Livery: Art for profit's sake

Date: Monday, July 25, 2011

Light commercial vehicles can act as moving billboards to promote your company’s wares.  James Dallas looks at the best ways to get your message across.
W hen choosing the vans to put into service on their fleets, operators will naturally carefully consider payload and loadspace capacities to work out which ones best suit their delivery needs. But savvy businesses will also be thinking about how they can best transform their fleets into mobile advertising billboards for their products and services.
This is where livery comes in, and there’s more to it than getting the local signwriter to scrawl the company’s name and number on the side of the van. Operators can choose between, for example, a full or partial vinyl wrap, standalone cut-out graphics or digital print on white vinyl. As livery firm Sign Language says: “Each and every vehicle you have on the road is an ambassador for your company.”


It’s a wrap

Whether the wrap partially or completely covers the van’s surface, graphics can be digitally printed from artwork images for advertising purposes. Another option is to change the colour of a van with coloured vinyl as a more cost-effective and reversible alternative to a respray. Either way, the vinyl is heated and stretched over every contour of the van’s surface to conform to its shape.

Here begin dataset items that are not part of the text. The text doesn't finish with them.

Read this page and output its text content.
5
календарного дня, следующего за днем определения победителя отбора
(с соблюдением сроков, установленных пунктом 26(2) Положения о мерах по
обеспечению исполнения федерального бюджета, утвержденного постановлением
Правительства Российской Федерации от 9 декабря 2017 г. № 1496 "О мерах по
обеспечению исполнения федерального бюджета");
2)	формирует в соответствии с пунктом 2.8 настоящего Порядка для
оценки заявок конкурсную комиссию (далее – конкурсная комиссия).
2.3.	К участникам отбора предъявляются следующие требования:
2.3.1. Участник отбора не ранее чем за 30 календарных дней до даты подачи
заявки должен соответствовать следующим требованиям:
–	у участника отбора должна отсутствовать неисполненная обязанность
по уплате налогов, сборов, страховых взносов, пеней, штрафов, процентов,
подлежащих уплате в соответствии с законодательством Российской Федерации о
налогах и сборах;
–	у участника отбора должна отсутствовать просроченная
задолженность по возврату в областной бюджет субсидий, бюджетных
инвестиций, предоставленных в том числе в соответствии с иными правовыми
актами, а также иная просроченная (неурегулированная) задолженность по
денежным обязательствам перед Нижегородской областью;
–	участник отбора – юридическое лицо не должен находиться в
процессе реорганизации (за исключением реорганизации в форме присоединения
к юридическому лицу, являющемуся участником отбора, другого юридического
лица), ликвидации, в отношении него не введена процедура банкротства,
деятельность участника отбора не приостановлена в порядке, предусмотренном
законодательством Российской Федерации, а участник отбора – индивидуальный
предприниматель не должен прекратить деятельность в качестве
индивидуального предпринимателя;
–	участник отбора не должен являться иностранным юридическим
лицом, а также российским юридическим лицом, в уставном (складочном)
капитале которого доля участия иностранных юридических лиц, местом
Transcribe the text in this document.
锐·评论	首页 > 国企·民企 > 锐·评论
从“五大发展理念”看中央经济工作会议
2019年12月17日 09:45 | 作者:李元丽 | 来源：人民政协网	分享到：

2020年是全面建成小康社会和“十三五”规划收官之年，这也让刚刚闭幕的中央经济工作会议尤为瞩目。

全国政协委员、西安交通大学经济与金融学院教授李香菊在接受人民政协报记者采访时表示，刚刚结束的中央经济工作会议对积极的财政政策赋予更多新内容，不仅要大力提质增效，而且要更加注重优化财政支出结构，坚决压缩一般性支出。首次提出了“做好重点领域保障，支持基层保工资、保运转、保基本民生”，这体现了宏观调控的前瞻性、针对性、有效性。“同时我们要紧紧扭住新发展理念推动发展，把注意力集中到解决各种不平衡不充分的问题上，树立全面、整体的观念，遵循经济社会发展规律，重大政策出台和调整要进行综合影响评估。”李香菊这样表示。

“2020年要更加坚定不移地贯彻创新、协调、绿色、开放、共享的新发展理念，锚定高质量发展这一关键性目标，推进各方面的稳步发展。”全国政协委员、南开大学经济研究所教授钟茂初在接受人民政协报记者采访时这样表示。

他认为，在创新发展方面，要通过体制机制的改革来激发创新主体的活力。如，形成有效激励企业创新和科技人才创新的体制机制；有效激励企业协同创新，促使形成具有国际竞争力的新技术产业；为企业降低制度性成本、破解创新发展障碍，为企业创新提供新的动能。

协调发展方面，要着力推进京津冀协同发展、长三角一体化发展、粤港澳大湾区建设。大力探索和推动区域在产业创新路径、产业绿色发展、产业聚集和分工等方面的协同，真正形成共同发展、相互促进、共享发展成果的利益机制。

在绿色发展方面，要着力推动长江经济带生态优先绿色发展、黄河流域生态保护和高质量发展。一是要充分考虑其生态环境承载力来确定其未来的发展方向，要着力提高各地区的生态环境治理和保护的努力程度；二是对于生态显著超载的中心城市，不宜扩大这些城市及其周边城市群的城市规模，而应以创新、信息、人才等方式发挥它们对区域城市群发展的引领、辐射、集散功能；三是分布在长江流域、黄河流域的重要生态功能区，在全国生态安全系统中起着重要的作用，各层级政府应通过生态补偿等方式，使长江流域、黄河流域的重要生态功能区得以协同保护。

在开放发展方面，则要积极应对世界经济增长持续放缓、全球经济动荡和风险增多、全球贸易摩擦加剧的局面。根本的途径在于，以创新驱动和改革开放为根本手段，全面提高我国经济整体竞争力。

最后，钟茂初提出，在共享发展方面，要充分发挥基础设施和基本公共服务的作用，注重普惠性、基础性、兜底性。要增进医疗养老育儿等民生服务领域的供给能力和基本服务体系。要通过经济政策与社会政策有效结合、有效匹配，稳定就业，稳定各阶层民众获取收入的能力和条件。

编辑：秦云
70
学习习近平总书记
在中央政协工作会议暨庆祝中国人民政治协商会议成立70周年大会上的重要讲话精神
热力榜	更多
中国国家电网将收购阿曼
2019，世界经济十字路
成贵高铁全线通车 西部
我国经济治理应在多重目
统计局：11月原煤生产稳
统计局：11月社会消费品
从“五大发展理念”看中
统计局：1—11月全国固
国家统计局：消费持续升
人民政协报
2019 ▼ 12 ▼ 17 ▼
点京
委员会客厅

Operators need to take extra care when removing a wrap. Although it can usually be relied upon to protect paintwork from sun, rain and salt damage as well as minor abrasions, if the correct amount of heat and pressure is not used when stripping off the vinyl it can cause damage.
Sign Language says it normally allows 14 days to livery a vehicle after artwork has been approved, but it can be flexible. Cost depends on the models concerned, how many there are in the fleet, the complexity of the design and how long the wrap needs to stay on.

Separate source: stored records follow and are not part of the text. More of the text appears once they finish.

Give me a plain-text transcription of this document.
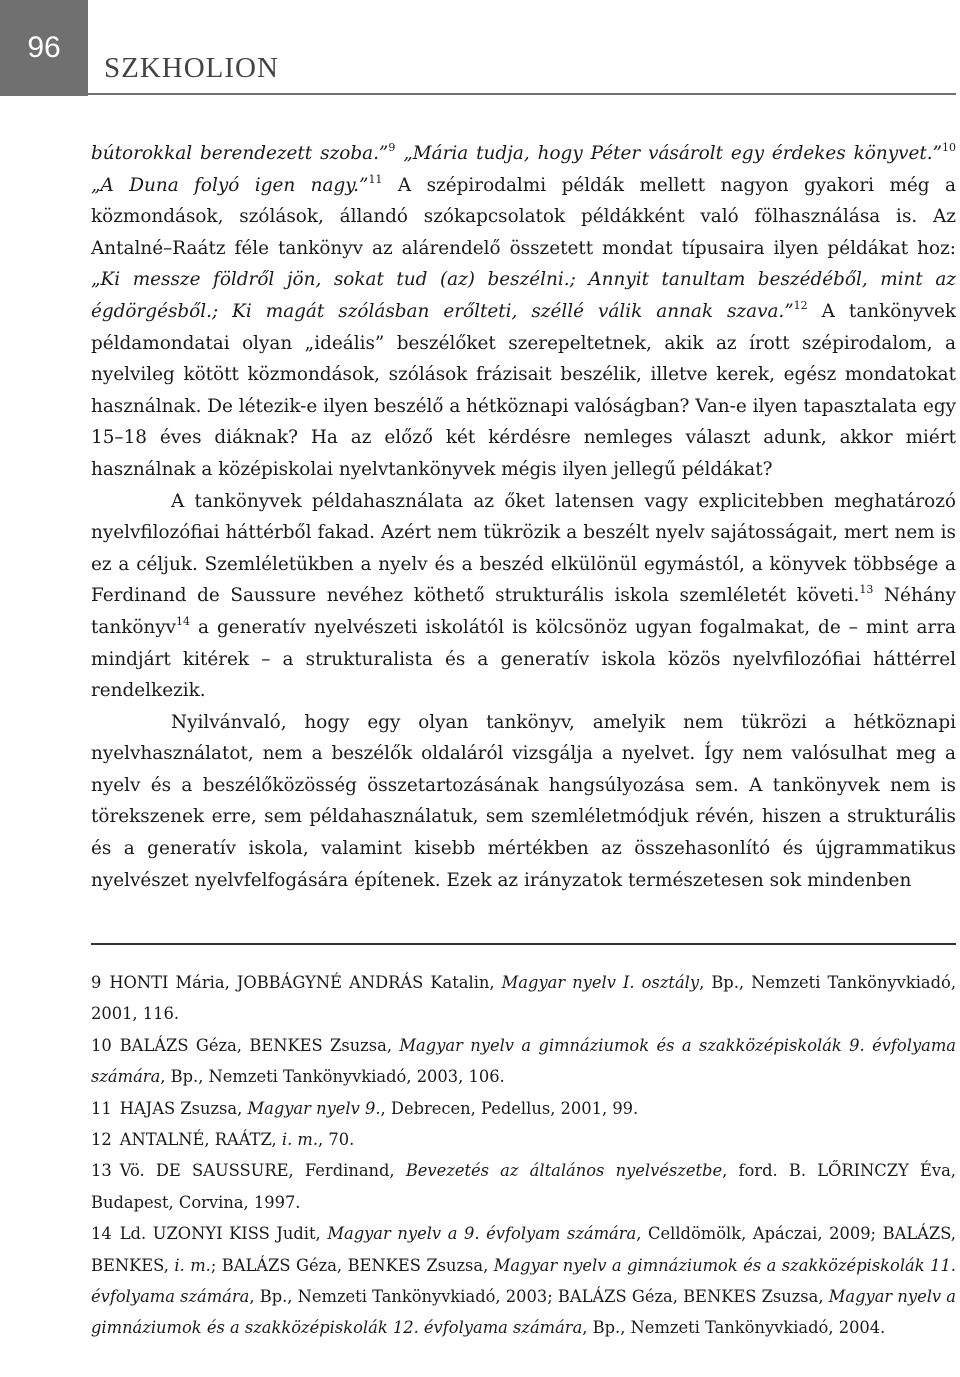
96
SZKHOLION

bútorokkal berendezett szoba.”$^9$ „Mária tudja, hogy Péter vásárolt egy érdekes könyvet.”$^{10}$ „A Duna folyó igen nagy.”$^{11}$ A szépirodalmi példák mellett nagyon gyakori még a közmondások, szólások, állandó szókapcsolatok példákként való fölhasználása is. Az Antalné–Raátz féle tankönyv az alárendelő összetett mondat típusaira ilyen példákat hoz: „Ki messze földről jön, sokat tud (az) beszélni.; Annyit tanultam beszédéből, mint az égdörgésből.; Ki magát szólásban erőlteti, széllé válik annak szava.”$^{12}$ A tankönyvek példamondatai olyan „ideális” beszélőket szerepeltetnek, akik az írott szépirodalom, a nyelvileg kötött közmondások, szólások frázisait beszélik, illetve kerek, egész mondatokat használnak. De létezik-e ilyen beszélő a hétköznapi valóságban? Van-e ilyen tapasztalata egy 15–18 éves diáknak? Ha az előző két kérdésre nemleges választ adunk, akkor miért használnak a középiskolai nyelvtankönyvek mégis ilyen jellegű példákat?

A tankönyvek példahasználata az őket latensen vagy explicitebben meghatározó nyelvfilozófiai háttérből fakad. Azért nem tükrözik a beszélt nyelv sajátosságait, mert nem is ez a céljuk. Szemléletükben a nyelv és a beszéd elkülönül egymástól, a könyvek többsége a Ferdinand de Saussure nevéhez köthető strukturális iskola szemléletét követi.$^{13}$ Néhány tankönyv$^{14}$ a generatív nyelvészeti iskolától is kölcsönöz ugyan fogalmakat, de – mint arra mindjárt kitérek – a strukturalista és a generatív iskola közös nyelvfilozófiai háttérrel rendelkezik.

Nyilvánvaló, hogy egy olyan tankönyv, amelyik nem tükrözi a hétköznapi nyelvhasználatot, nem a beszélők oldaláról vizsgálja a nyelvet. Így nem valósulhat meg a nyelv és a beszélőközösség összetartozásának hangsúlyozása sem. A tankönyvek nem is törekszenek erre, sem példahasználatuk, sem szemléletmódjuk révén, hiszen a strukturális és a generatív iskola, valamint kisebb mértékben az összehasonlító és újgrammatikus nyelvészet nyelvfelfogására építenek. Ezek az irányzatok természetesen sok mindenben

9 HONTI Mária, JOBBÁGYNÉ ANDRÁS Katalin, Magyar nyelv I. osztály, Bp., Nemzeti Tankönyvkiadó, 2001, 116.

10 BALÁZS Géza, BENKES Zsuzsa, Magyar nyelv a gimnáziumok és a szakközépiskolák 9. évfolyama számára, Bp., Nemzeti Tankönyvkiadó, 2003, 106.

11 HAJAS Zsuzsa, Magyar nyelv 9., Debrecen, Pedellus, 2001, 99.

12 ANTALNÉ, RAÁTZ, i. m., 70.

13 Vö. DE SAUSSURE, Ferdinand, Bevezetés az általános nyelvészetbe, ford. B. LŐRINCZY Éva, Budapest, Corvina, 1997.

14 Ld. UZONYI KISS Judit, Magyar nyelv a 9. évfolyam számára, Celldömölk, Apáczai, 2009; BALÁZS, BENKES, i. m.; BALÁZS Géza, BENKES Zsuzsa, Magyar nyelv a gimnáziumok és a szakközépiskolák 11. évfolyama számára, Bp., Nemzeti Tankönyvkiadó, 2003; BALÁZS Géza, BENKES Zsuzsa, Magyar nyelv a gimnáziumok és a szakközépiskolák 12. évfolyama számára, Bp., Nemzeti Tankönyvkiadó, 2004.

The durability of the vinyl is an important consideration too.
Clyde Wraps uses products from 3M, Avery and Metamark. It expects its wraps to last for up to five years. Liquid and overlay laminates can be used to protect wraps against abrasive cleaning products and general wear and tear.
Signs Express, like most livery specialists, can produce graphics from a client’s own designs or carry out the design itself to the customer’s instructions. Presenting the livery company with ready-made artwork is likely to reduce costs.

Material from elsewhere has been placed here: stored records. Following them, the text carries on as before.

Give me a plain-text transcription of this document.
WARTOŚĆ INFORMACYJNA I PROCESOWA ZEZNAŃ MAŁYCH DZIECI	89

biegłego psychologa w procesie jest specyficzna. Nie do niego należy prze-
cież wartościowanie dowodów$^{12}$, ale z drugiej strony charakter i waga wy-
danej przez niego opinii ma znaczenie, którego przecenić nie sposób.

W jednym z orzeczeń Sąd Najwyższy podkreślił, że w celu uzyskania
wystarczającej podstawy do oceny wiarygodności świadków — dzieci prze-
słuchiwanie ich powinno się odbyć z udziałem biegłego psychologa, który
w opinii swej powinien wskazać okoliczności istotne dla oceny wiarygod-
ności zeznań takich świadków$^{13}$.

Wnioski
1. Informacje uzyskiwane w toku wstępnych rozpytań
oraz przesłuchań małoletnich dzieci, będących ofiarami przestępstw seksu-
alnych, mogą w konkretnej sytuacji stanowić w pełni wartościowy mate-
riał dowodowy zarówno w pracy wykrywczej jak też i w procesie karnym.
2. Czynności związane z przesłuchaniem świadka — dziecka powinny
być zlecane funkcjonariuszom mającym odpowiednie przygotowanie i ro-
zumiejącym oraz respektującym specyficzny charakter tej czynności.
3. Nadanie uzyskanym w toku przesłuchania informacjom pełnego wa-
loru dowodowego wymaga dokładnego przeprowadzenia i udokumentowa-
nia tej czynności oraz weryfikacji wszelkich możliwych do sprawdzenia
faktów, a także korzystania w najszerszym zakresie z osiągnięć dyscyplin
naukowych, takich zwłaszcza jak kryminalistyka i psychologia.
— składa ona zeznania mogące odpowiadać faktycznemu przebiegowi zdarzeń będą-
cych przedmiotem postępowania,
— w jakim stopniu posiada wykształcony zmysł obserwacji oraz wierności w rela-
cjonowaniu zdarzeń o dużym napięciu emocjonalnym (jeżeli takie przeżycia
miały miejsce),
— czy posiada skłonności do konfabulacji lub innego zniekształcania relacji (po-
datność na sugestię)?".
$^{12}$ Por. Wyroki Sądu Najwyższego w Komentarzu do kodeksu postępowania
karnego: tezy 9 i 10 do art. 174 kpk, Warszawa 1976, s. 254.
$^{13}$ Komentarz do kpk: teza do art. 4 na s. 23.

Signs Express uses templates to draw up the graphics, taking account of the van’s contours. The graphics are applied in climate-controlled livery bays at the company’s 80 centres across the UK.
Signs Express boss Craig Brown says the choice between a full wrap or individual lettering often comes down to the client’s budget, but adds businesses are increasingly opting for “bright, bold, full colour wraps” to turn their corporate vehicles into “moving advertisements”. He says basic, single-cut lettering can start from £100 whereas a complex wrap can cost up to £2500. He advises companies to avoid using type faces that are script fonts and stick to clean lines for text that is easy to read when the van is out on the road.
Colours should be chosen depending upon the base colour of the van, but generally it’s advisable to look for a strong contrasting tone. For example, yellow lettering won’t work on a white van but will be much more effective on a black background.
Paul Errington, the founder of Wrapido, admits some operators are still wary about colour-change wraps and need to be convinced they are not “cheap paint jobs”. But he says the two overriding concerns for fleets getting their vans liveried are downtime and the time it takes to carry out the application, which affects the cost of labour.
“If your fleet is over 25 vehicles then you should carefully consider the cost of downtime as part of the livery price,” he says.
For a paint job he says customers can expect vans to be off the road for seven days whereas for a wrap this can be cut to two days. Lead times can also be reduced from up to eight weeks to one or two weeks.
He claims Wrapido has developed techniques to dramatically cut installation times.
“Highly skilled labour time is the biggest cost in the wrap process. We have developed tools that help professional fitters make up to 30% time savings on wrap fitting time and vehicle downtime. In turn the savings will take effect in the lower cost of the wrap.”
Wrapido charges £30-£40 per panel for a cut text and flat panel livery with a mid-grade three to five-year life vinyl. A vehicle wrap colour change or full printed design wrap on a MWB high-roof Ford Transit comes in at £1150-£1450.
Operators should always use vinyl manufacturer-approved companies and for full or part-wraps it’s advisable to go to an Avery, 3M or Hexis-approved centre.